Tokyo Blade – Night of the Blade (1984)
Na minha opinião, o maior destaque desse disco é a excelente voz de Vicki Wright, que tinha acabado de entrar no grupo. Muitos vocalistas das inúmeras bandas de metal melódico que surgiram nos anos noventa certamente escutavam esse pálbum cantando junto enquanto tomavam banho. Toda vez que escuto o disco fico cantando a faixa título durante um bom tempo. Outra que faz eu lembrar do seu refrão por dias é “Lovestruck” (“Love struck, overload, I’m losing my head over you”).
A banda não teve um sucesso maior por ter inúmeras trocas de componentes e por ter gravado discos irregulares a partir de 1985. Por irregulares entendam “com a intenção de atingir o mercado norte-americano” (mais uma que foi na cola do Def Leppard). Antes disso foram três álbuns que podem ser classificados como muito bons a excelentes. Pelo menos esse em questão eu colocaria entre os melhores do estilo.
O ponto fraco é o fato de o disco de ter apenas 34 minutos de duração. Para os que conseguirem encontrar a versão de relançamento, podem usufruir de uma faixa bônus que aumenta a duração do álbum mais um pouquinho. Se você não conhece a banda ou só conhece outros discos deles, procure-o urgentemente.

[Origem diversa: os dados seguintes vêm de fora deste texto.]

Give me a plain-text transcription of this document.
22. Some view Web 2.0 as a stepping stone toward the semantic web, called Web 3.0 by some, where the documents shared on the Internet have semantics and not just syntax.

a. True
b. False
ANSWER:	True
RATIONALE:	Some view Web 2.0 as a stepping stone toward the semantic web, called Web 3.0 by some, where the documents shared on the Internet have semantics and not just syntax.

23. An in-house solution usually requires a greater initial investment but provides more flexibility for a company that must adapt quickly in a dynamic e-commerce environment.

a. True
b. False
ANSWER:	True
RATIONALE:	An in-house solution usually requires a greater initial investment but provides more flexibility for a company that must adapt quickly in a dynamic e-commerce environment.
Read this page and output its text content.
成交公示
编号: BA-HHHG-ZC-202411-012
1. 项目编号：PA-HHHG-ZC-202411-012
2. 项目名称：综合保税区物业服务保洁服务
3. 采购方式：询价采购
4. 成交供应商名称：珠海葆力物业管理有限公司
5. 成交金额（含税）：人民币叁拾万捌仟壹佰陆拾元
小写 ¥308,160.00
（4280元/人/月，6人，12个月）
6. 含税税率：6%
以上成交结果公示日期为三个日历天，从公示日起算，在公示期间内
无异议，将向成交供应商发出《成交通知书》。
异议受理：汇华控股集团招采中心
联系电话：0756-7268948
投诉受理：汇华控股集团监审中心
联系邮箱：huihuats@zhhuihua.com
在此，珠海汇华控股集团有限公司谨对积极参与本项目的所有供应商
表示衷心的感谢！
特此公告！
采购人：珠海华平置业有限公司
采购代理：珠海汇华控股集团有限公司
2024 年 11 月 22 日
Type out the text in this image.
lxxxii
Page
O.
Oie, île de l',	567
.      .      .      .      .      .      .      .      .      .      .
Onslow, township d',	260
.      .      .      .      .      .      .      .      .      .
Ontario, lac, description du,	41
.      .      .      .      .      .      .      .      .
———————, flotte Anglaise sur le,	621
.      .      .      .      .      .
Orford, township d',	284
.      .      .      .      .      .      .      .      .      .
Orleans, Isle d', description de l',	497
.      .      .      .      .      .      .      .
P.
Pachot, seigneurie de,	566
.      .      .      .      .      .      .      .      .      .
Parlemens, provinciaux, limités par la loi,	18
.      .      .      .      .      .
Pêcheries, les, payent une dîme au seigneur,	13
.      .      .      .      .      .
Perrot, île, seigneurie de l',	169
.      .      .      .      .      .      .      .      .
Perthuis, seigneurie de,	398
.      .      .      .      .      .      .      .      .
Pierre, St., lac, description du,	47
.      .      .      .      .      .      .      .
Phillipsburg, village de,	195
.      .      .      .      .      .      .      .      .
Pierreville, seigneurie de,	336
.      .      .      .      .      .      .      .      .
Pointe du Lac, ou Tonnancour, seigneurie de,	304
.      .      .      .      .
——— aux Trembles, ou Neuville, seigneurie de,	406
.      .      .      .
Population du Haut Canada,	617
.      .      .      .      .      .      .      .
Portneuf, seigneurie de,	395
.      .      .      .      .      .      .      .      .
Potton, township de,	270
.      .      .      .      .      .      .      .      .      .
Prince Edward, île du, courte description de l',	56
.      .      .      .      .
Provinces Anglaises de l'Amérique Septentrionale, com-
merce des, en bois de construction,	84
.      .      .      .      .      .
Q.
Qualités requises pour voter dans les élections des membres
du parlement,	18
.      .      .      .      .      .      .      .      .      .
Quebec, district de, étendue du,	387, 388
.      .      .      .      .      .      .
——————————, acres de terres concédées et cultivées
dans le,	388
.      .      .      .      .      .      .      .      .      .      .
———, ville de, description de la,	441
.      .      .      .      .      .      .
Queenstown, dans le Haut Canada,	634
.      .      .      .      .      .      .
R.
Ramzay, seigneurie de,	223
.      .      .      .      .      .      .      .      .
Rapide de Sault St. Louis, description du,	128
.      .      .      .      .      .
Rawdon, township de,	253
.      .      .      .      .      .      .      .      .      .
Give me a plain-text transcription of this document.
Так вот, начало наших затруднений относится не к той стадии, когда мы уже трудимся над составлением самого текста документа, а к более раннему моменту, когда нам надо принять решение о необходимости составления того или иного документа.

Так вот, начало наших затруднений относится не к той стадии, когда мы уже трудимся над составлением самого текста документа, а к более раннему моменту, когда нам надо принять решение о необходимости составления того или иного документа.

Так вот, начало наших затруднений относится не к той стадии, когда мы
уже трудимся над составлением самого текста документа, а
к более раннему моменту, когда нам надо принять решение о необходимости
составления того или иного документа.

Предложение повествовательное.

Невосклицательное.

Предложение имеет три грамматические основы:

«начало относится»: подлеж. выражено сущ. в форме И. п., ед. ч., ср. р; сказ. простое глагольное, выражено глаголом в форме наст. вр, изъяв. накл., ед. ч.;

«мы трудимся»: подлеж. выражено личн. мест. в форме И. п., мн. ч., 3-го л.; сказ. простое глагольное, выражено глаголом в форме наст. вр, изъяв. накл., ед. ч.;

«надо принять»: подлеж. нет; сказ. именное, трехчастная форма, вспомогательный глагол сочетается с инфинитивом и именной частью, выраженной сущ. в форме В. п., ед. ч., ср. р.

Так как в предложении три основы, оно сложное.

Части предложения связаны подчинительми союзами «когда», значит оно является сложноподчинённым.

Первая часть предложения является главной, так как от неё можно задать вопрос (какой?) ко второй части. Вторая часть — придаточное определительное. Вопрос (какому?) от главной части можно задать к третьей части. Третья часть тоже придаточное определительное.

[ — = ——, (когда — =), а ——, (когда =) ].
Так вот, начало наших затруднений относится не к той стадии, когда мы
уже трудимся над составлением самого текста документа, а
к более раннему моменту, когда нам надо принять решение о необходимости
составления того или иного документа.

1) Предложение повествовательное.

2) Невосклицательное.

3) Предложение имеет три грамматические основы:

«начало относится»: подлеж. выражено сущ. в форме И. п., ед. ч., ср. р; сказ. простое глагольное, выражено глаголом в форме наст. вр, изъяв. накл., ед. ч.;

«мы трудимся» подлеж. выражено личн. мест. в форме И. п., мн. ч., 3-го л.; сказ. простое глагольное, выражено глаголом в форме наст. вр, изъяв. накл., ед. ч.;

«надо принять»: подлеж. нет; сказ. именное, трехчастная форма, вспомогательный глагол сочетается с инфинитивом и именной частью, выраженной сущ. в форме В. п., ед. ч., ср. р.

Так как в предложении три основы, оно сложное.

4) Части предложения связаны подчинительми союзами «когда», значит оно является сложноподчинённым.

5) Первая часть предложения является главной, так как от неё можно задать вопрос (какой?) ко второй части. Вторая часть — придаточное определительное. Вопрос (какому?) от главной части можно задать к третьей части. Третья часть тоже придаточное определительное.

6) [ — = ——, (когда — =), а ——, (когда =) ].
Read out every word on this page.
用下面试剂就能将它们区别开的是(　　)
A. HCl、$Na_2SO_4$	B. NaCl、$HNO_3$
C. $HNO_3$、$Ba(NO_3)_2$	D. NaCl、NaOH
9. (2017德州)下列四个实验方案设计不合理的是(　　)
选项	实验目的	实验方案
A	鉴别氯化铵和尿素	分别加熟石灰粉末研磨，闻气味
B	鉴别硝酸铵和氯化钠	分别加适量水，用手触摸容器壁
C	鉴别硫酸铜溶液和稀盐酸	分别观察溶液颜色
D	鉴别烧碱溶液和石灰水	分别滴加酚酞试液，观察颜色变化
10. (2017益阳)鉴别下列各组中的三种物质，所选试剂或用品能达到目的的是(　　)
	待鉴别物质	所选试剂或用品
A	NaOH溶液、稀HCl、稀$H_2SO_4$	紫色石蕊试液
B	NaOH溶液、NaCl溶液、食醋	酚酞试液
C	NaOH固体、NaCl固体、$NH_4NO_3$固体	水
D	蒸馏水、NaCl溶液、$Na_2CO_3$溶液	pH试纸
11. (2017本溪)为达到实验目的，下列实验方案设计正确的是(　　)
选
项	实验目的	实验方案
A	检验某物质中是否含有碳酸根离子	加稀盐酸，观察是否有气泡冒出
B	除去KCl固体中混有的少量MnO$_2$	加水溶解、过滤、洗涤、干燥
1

Cloven Hoof – Cloven Hoof (1984)
Esse é um disco que dificilmente alguém vai falar que é imprescindível na sua coleção, porém, todas as características do estilo estão nele. Vocais e letras épicas, mudanças de tempos e bons riffs de guitarra. Tenho certeza que se você estiver ouvindo esse álbum pela primeira vez não vai ter dúvida que está escutando mais um trabalho da época de ouro da NWOBHM. Então esse é um disco que soa datado? Eu diria que sim.
Uma das coisas que o heavy metal herdou do punk nessa época foi a questão do “faça você mesmo”. Isso explica um pouco a gravação fraca de muitos LPs de bandas iniciantes. Esse é um ótimo exemplo disso. Os efeitos de distorção das guitarras não dão o peso que deveriam, mas se você fizer a ressalva que fiz acima tenho certeza que não vai se importar.
O destaque é a épica “Gates of Gehenna”, que é precedida pela faixa instrumental “March of the Damned”, tem vocais em falsete, corais ao fundo, passagens inspiradas de guitarra e um ótimo solo. Escutem o disco e me digam se faltou ou não um pouco de bom gosto em “Crack the Whip”. Talvez este seja o único ponto negativo do play. Porém, essa falha nem é lembrada devido às músicas seguintes: “Laying Down the Law”, com um refrão feito para ser tocado ao vivo, e a arrastada “Return to the Passover”.
Se é imprescindível ou não decida você mesmo, mas tenho certeza que este disco será um diferencial na sua coleção.